ДУСЯ. Куда он? Я следом пойду. Мудрая Тортилла продолжает свое неспешное шествие в сторону Мандалы. Нам нужно соединиться с ним!

МИЛКА. Успеешь, воссоединишься еще. Петрович, иди к столу, выпьем еще. Ты же видел, какой он напуганный, не денется никуда от нас…

Петрович садится за стол, Радик разливает. Все выпивают. Петрович что-то говорит на ухо Радику, потом Милке.

ВЕЧЕР

2

Улица. Виктор Кузьмич уперся головой в стену клуба.

ВИКТОР КУЗЬМИЧ. Пойди не знаю куда, принеси не знаю что!

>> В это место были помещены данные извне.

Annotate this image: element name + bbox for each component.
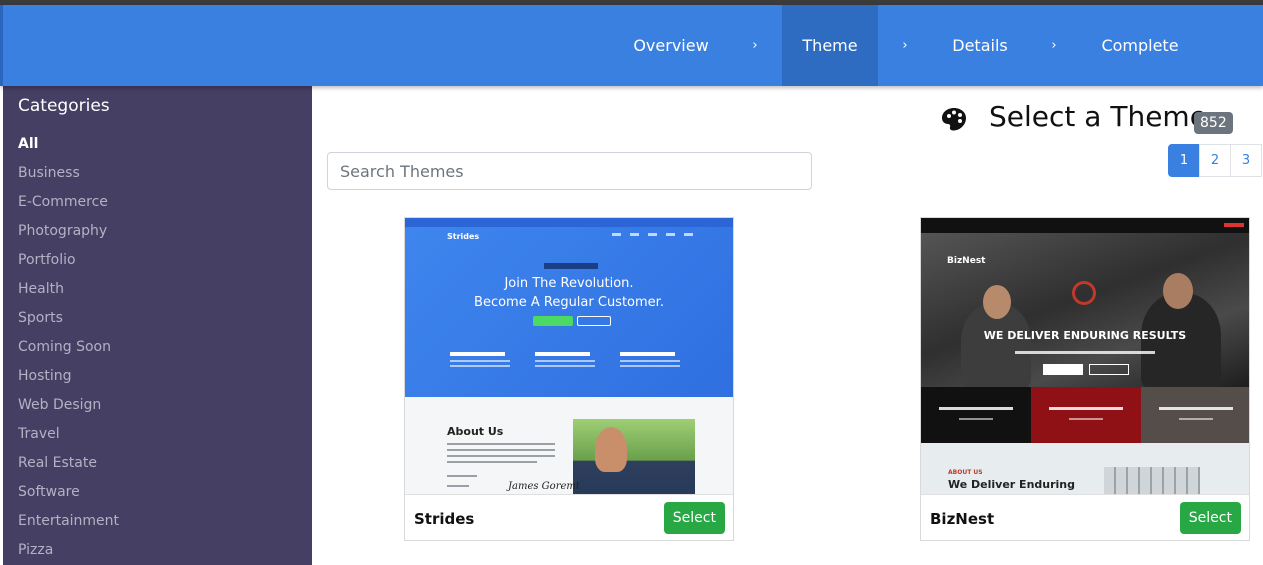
preview-photo: [1104, 467, 1200, 494]
step-details[interactable]: Details: [938, 5, 1022, 86]
preview-topbar: [921, 218, 1249, 233]
preview-logo: BizNest: [947, 256, 986, 266]
preview-service-box: [1141, 387, 1249, 443]
preview-topbar: [405, 218, 733, 227]
preview-about-heading: About Us: [447, 425, 504, 438]
wizard-left-edge: [0, 5, 3, 86]
page-1-button[interactable]: 1: [1168, 144, 1200, 177]
categories-heading: Categories: [18, 96, 110, 116]
category-item-business[interactable]: Business: [18, 163, 119, 192]
preview-photo: [573, 419, 695, 494]
page-2-button[interactable]: 2: [1199, 144, 1231, 177]
theme-gallery: Select a Theme 852 1 2 3 Strides Join Th…: [312, 86, 1263, 565]
preview-person: [595, 427, 627, 472]
preview-primary-button: [1043, 364, 1083, 375]
category-item-e-commerce[interactable]: E-Commerce: [18, 192, 119, 221]
theme-name: BizNest: [930, 510, 995, 528]
category-item-real-estate[interactable]: Real Estate: [18, 453, 119, 482]
preview-secondary-button: [1089, 364, 1129, 375]
preview-about-section: About Us James Goremt: [405, 397, 733, 494]
step-overview[interactable]: Overview: [621, 5, 721, 86]
theme-card-biznest[interactable]: BizNest WE DELIVER ENDURING RESULTS ABOU…: [920, 217, 1250, 541]
preview-about-heading: We Deliver Enduring: [948, 478, 1075, 491]
preview-about-label: ABOUT US: [948, 469, 983, 476]
category-item-sports[interactable]: Sports: [18, 308, 119, 337]
wizard-steps-bar: Overview › Theme › Details › Complete: [0, 5, 1263, 86]
preview-signature: James Goremt: [508, 481, 580, 492]
preview-headline-line-1: Join The Revolution.: [504, 276, 634, 291]
preview-service-box: [921, 387, 1031, 443]
select-theme-button[interactable]: Select: [1179, 502, 1241, 534]
category-item-pizza[interactable]: Pizza: [18, 540, 119, 565]
category-item-photography[interactable]: Photography: [18, 221, 119, 250]
categories-sidebar: Categories All Business E-Commerce Photo…: [3, 86, 312, 565]
preview-emblem-icon: [1072, 281, 1096, 305]
preview-logo: Strides: [447, 232, 480, 241]
theme-preview-image[interactable]: BizNest WE DELIVER ENDURING RESULTS ABOU…: [921, 218, 1249, 494]
preview-service-box: [1031, 387, 1141, 443]
preview-headline: WE DELIVER ENDURING RESULTS: [983, 329, 1187, 342]
palette-icon: [942, 108, 966, 131]
preview-feature: [620, 352, 690, 370]
theme-count-badge: 852: [1194, 112, 1233, 134]
preview-feature: [535, 352, 605, 370]
step-separator-icon: ›: [752, 38, 758, 53]
preview-badge: [544, 263, 598, 269]
preview-hero: BizNest WE DELIVER ENDURING RESULTS: [921, 233, 1249, 388]
category-item-software[interactable]: Software: [18, 482, 119, 511]
theme-card-footer: Strides Select: [405, 494, 733, 540]
step-theme[interactable]: Theme: [782, 5, 878, 86]
category-item-all[interactable]: All: [18, 134, 119, 163]
category-item-coming-soon[interactable]: Coming Soon: [18, 337, 119, 366]
preview-headline: Join The Revolution. Become A Regular Cu…: [405, 274, 733, 312]
step-separator-icon: ›: [1051, 38, 1057, 53]
page-3-button[interactable]: 3: [1230, 144, 1262, 177]
category-item-travel[interactable]: Travel: [18, 424, 119, 453]
preview-headline-line-2: Become A Regular Customer.: [474, 295, 664, 310]
step-separator-icon: ›: [902, 38, 908, 53]
preview-secondary-button: [577, 316, 611, 326]
pagination: 1 2 3: [1168, 144, 1262, 177]
theme-card-strides[interactable]: Strides Join The Revolution. Become A Re…: [404, 217, 734, 541]
theme-name: Strides: [414, 510, 475, 528]
preview-about-section: ABOUT US We Deliver Enduring: [921, 443, 1249, 494]
category-item-health[interactable]: Health: [18, 279, 119, 308]
category-item-hosting[interactable]: Hosting: [18, 366, 119, 395]
theme-preview-image[interactable]: Strides Join The Revolution. Become A Re…: [405, 218, 733, 494]
search-input[interactable]: [327, 152, 812, 190]
step-complete[interactable]: Complete: [1090, 5, 1190, 86]
category-item-entertainment[interactable]: Entertainment: [18, 511, 119, 540]
category-item-web-design[interactable]: Web Design: [18, 395, 119, 424]
select-theme-button[interactable]: Select: [663, 502, 725, 534]
preview-feature: [450, 352, 520, 370]
preview-primary-button: [533, 316, 573, 326]
page-title: Select a Theme: [989, 100, 1207, 133]
category-list: All Business E-Commerce Photography Port…: [18, 134, 119, 565]
theme-card-footer: BizNest Select: [921, 494, 1249, 540]
preview-hero: Strides Join The Revolution. Become A Re…: [405, 218, 733, 397]
preview-nav: [612, 233, 693, 236]
category-item-portfolio[interactable]: Portfolio: [18, 250, 119, 279]
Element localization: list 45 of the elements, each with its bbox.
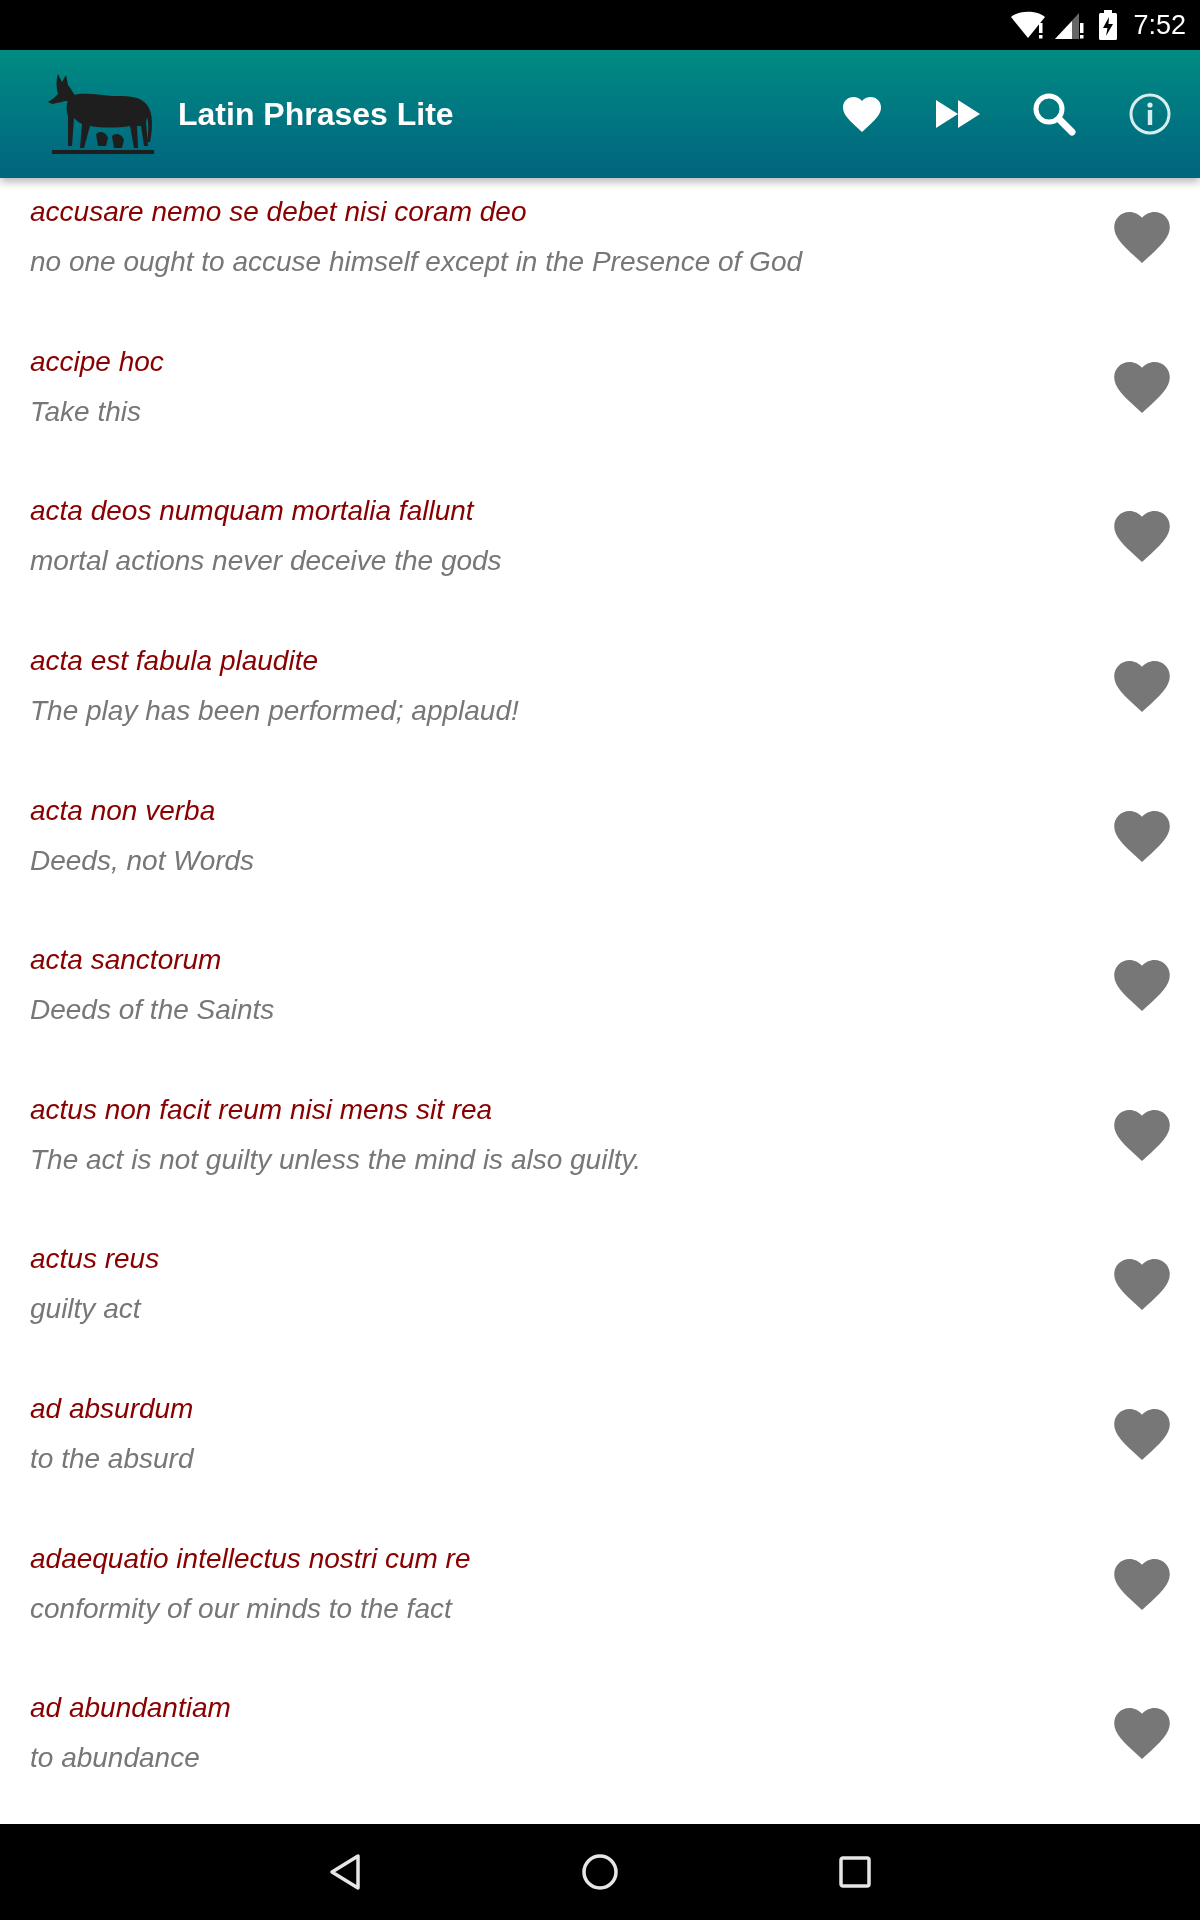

В гостях у сказки! Передача “Очевидное — невероятное”! Связи нет, ментов нет, шофер в Дыру ушел и пропал, я набрался уже… Дела…

К Виктору Кузьмичу подходит мужчина. У него длинные волосы, на голове тесемка. Одет в яркую куртку, рваные джинсы и кеды, за спиной большой рюкзак, в углу рта папироса. Мужчина молча встает рядом, расстегивает ширинку, справляет нужду, улыбается.

МУЖЧИНА. Хорошо в Россия. Привет! Марсел!

ВИКТОР КУЗЬМИЧ. Ты-то еще кто?! Тоже из Дыры пришел? Мандалу ищешь?

МАРСЕЛ. Дыра хорошо! Папироса пых-пых хорошо! Россия хорошо!

Виктор Кузьмич отошел от стены. Смотрит на Марсела, шатается.

Марсел сделал свое дело, повернулся к Виктору Кузьмичу, застегивает штаны, улыбается.

ВИКТОР КУЗЬМИЧ. Ты иностранец или мне кажется? (Протягивает руку.) Виктор Кузьмич, замгубернатора по непознанному, можно просто — Виктор.

МАРСЕЛ. Марсел. Голландия. Амстердам хорошо, Россия еще хорошо!

ВИКТОР. Ты руку-то пожми мне, и пойдем в клуб.

МАРСЕЛ (снимает рюкзак, роется в нем). У нас потом руки мыть.

ВИКТОР. Юмор, анекдот! Пойдем уже.

МАРСЕЛ. Анекдот хорошо! Руки мыть хорошо. (Вынул канистру с водой, протягивает Виктору.) Вода хорошо! (Виктор льет, Марсел моет руки, улыбается.) Ты мыть?

Виктор кивает, Марсел льет воду. Протягивает полотенце, потом свою руку.

МАРСЕЛ. Марсел! Ты Виктор! Виктория! Победа! Так?! Хорошо?!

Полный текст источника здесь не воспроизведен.